Trump's strategy envisions nations in constant competition, brushes aside Obama-era warnings on climate change and affirms that the United States will unilaterally defend its sovereignty, even if that means risking existing the agreements with other countries that have been a crucial part of the United States' foreign policy since the Cold War.

Revisiting many of his campaign themes, the president argued that he has already seen improvements since taking office, pointing to the economy's strong performance, his withdrawal from the Trans-Pacific Partnership on trade and his intent to exit the Paris climate accord.

"America is coming back and coming back strong," he said.

The strategy from the Republican president could sharply alter U.S. international relationships if fully implemented. It focuses on four main themes: protecting the homeland, promoting American prosperity, demonstrating peace through strength and advancing American influence in an ever-competitive world.

Trump's doctrine holds that nation-states are in perpetual competition and that the U.S. must fight on all fronts to protect and defend its sovereignty from friend and foe alike. While the administration often says that "America First" does not mean "America Alone," the national security strategy makes clear that the United States will stand up for itself even at the cost of alienating allies.

The last national strategy document, prepared by President Barack Obama in 2015, declared climate change an "urgent and growing threat to our national security."

The Trump plan removes that determination -- following the administration's threat to pull out of the Paris climate accord. The strategy sets a goal of being an "energy-dominant nation" but does say that the United States "recognizes the importance of environmental stewardship."

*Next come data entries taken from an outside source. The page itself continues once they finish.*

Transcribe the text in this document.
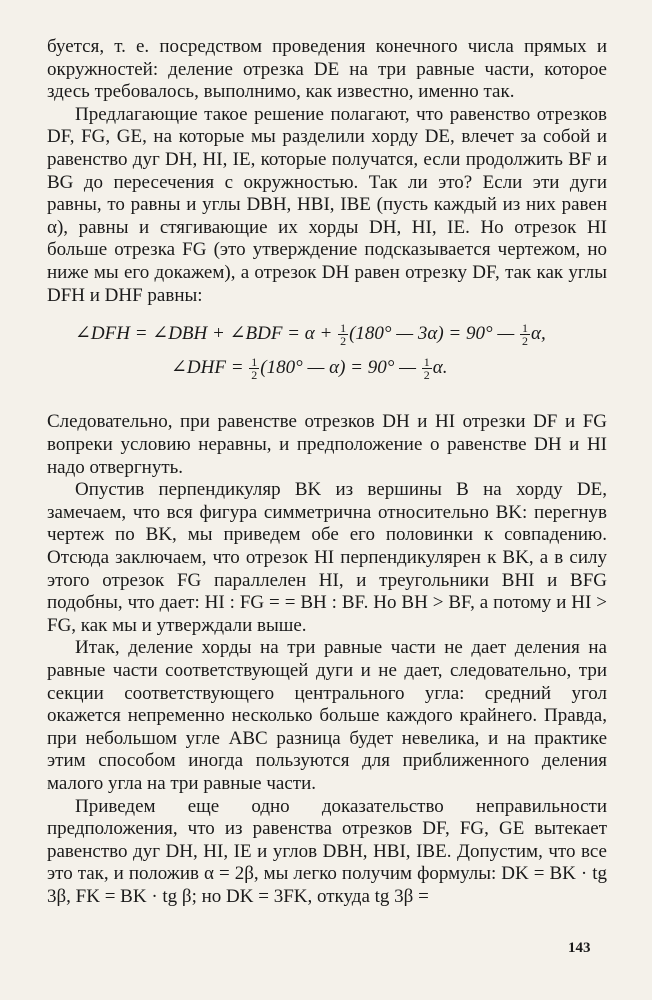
буется, т. е. посредством проведения конечного числа прямых и окружностей: деление отрезка DE на три равные части, которое здесь требовалось, выполнимо, как известно, именно так.

Предлагающие такое решение полагают, что равенство отрезков DF, FG, GE, на которые мы разделили хорду DE, влечет за собой и равенство дуг DH, HI, IE, которые получатся, если продолжить BF и BG до пересечения с окружностью. Так ли это? Если эти дуги равны, то равны и углы DBH, HBI, IBE (пусть каждый из них равен α), равны и стягивающие их хорды DH, HI, IE. Но отрезок HI больше отрезка FG (это утверждение подсказывается чертежом, но ниже мы его докажем), а отрезок DH равен отрезку DF, так как углы DFH и DHF равны:

∠DFH = ∠DBH + ∠BDF = $\alpha + \frac{1}{2} (180^\circ$ — 3α) = 90° — $\frac{1}{2} \alpha$,
∠DHF = $\frac{1}{2} (180^\circ$ — α) = 90° — $\frac{1}{2} \alpha$.

Следовательно, при равенстве отрезков DH и HI отрезки DF и FG вопреки условию неравны, и предположение о равенстве DH и HI надо отвергнуть.

Опустив перпендикуляр BK из вершины B на хорду DE, замечаем, что вся фигура симметрична относительно BK: перегнув чертеж по BK, мы приведем обе его половинки к совпадению. Отсюда заключаем, что отрезок HI перпендикулярен к BK, а в силу этого отрезок FG параллелен HI, и треугольники BHI и BFG подобны, что дает: HI : FG = = BH : BF. Но BH > BF, а потому и HI > FG, как мы и утверждали выше.

Итак, деление хорды на три равные части не дает деления на равные части соответствующей дуги и не дает, следовательно, три секции соответствующего центрального угла: средний угол окажется непременно несколько больше каждого крайнего. Правда, при небольшом угле ABC разница будет невелика, и на практике этим способом иногда пользуются для приближенного деления малого угла на три равные части.

Приведем еще одно доказательство неправильности предположения, что из равенства отрезков DF, FG, GE вытекает равенство дуг DH, HI, IE и углов DBH, HBI, IBE. Допустим, что все это так, и положив α = 2β, мы легко получим формулы: DK = BK · tg 3β, FK = BK · tg β; но DK = 3FK, откуда tg 3β =

143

In his remarks, Trump stressed his "serious plan to defend our homeland." He called anew for construction of a border wall with Mexico, pledged to end "chain migration" of immigrants' relatives and to close "loopholes that undermine enforcement" of immigration restrictions.

The strategy emphasizes that U.S. economic security is national security. In his remarks, Trump called for "firm action against unfair trade practices and intellectual property theft."

The strategy also details the threats of "rogue regimes," like North Korea. It says that China and Russia "challenge American power, influence, and interests, attempting to erode American security and prosperity."

Despite international challenges, the document cites emerging opportunities to advance American interests in the Middle East. "Some of our partners are working together to reject radical ideologies, and key leaders are calling for a rejection of Islamist extremism and violence," it says. "Encouraging political stability and sustainable prosperity would contribute to dampening the conditions that fuel sectarian grievances."